Case ID: so2d_736/html/0798-01.html
Source: Caselaw Access Project
Author: {"author": "NORTHCUTT, Judge.", "license": "Public Domain", "url": "https://static.case.law/"}
Date Created: 2024-08-24T03:29:51.129683

AD MILLER ASSOCIATES, INC., a Florida corporation, and Addison Miller, Appellants, v. Donna GLYNN, Appellee.
    No. 98-01810.
    District Court of Appeal of Florida, Second District.
    July 14, 1999.
    
      Lawrence J. Marraffino of Lawrence J. Marraffino, P.A., Gainesville, for Appellants.
    Cynthia Byrne Hall of Silverio & Hall, Naples, for Appellee.
   NORTHCUTT, Judge.

Ad Miller Associates and Mr.
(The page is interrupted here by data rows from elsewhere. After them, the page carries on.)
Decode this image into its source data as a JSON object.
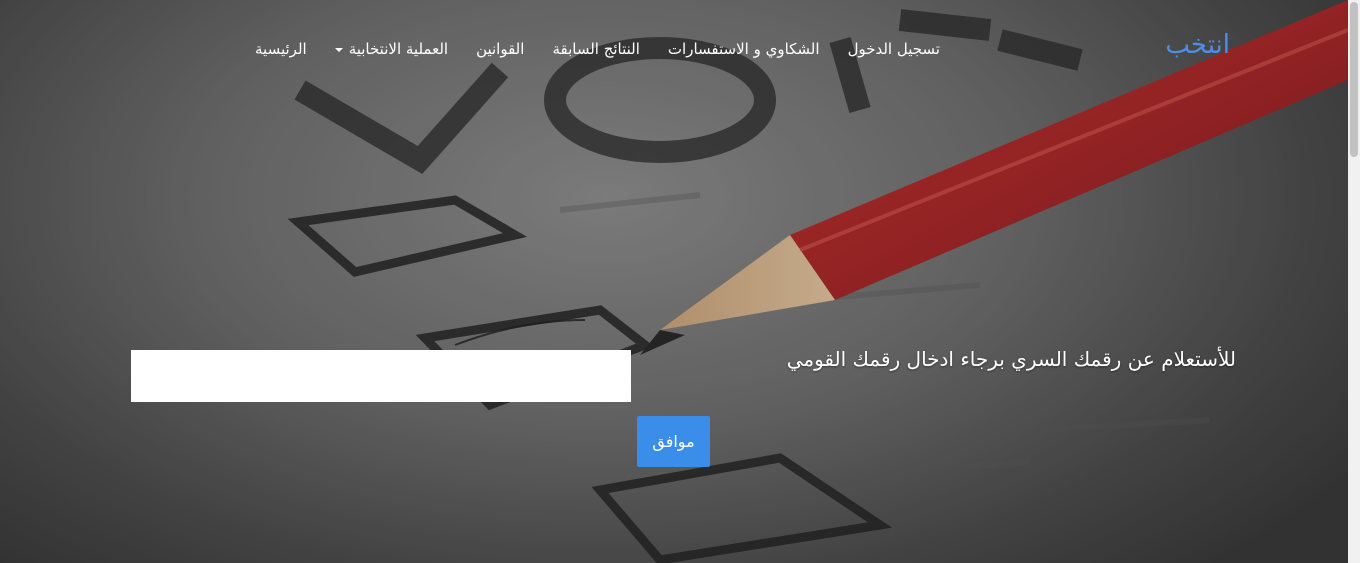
{
  "brand": "انتخب",
  "nav": {
    "items": [
      {
        "label": "الرئيسية"
      },
      {
        "label": "العملية الانتخابية",
        "dropdown": true
      },
      {
        "label": "القوانين"
      },
      {
        "label": "النتائج السابقة"
      },
      {
        "label": "الشكاوي و الاستفسارات"
      },
      {
        "label": "تسجيل الدخول"
      }
    ]
  },
  "hero": {
    "prompt": "للأستعلام عن رقمك السري برجاء ادخال رقمك القومي",
    "input_value": "",
    "submit_label": "موافق"
  },
  "colors": {
    "brand": "#4f8ee6",
    "button": "#3a8eea",
    "pencil": "#a8282a"
  },
  "icons": {
    "dropdown": "caret-down-icon"
  }
}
Miller challenge the circuit court’s refusal to set aside a default entered against them for their failure to file a pretrial statement and to attend a pretrial conference. We reverse.

This case was originally set for trial during the two-week period beginning June 3, 1997. The case was not reached on that trial docket, and on August 11, 1997, the court reset the trial for a five-week period beginning on March 3, 1998. The order setting trial required the parties to file a pretrial order by February 10, 1998, or, if the order was not filed, to appear at a pretrial conference on February 13,1998.

In January 1998, the defendants, Ad Miller and Mr. Miller, were in the process of changing counsel. The substitution of counsel was not actually executed until February 18, 1998, and the court’s order approving the substitution was not entered until March 3. Attorney Clement, who was counsel of record on February 10 and February 13, did not file a pretrial order or attend the conference. On February 23, 1998, the plaintiff, Ms. Glynn, served Ms. Clement with a motion for entry of default against the defendants and a notice of hearing on the motion for March 24, 1998. The defendants’ new counsel, Mr. Colgrove, failed to attend that motion hearing, which took place after he became counsel of record. The circuit court entered a default against Ad Miller and Mr. Miller, and refused to set it aside.

A default is the most serious sanction that can be imposed on a defendant. It should be reserved for occasions where the conduct supporting the sanction is flagrant, persistent, willful or otherwise aggravated. See Alvarez v. Alvarez, 638 So.2d 153 (Fla. 2d DCA 1994). While we do not condone counsels’ behavior, we hold that the court abused its discretion in entering a default against the defendants. As in Alvarez, the record here does not establish that Ms. Glynn suffered any prejudice from the defendants’ failure to file the pretrial order or attend the conference, that the defendants disregarded other court orders or that their failure to obey the August 11, 1997 order was flagrant in any way.

Moreover, when a party fails to comply with a pretrial order, the sanctions must be commensurate with the offense. See id. at 153; Insua v. World Wide Air, Inc., 582 So.2d 102 (Fla. 2d DCA 1991). This case previously had been set for trial and continued. Before the initially scheduled trial, the defendants had filed a witness list. A more appropriate sanction for the defendants’ violation of the court’s order would have been to restrict them to the witnesses previously identified. We reverse the default and remand for further proceedings.

Reversed and remanded.

ALTENBERND, A.C.J., and BLUE, J., Concur.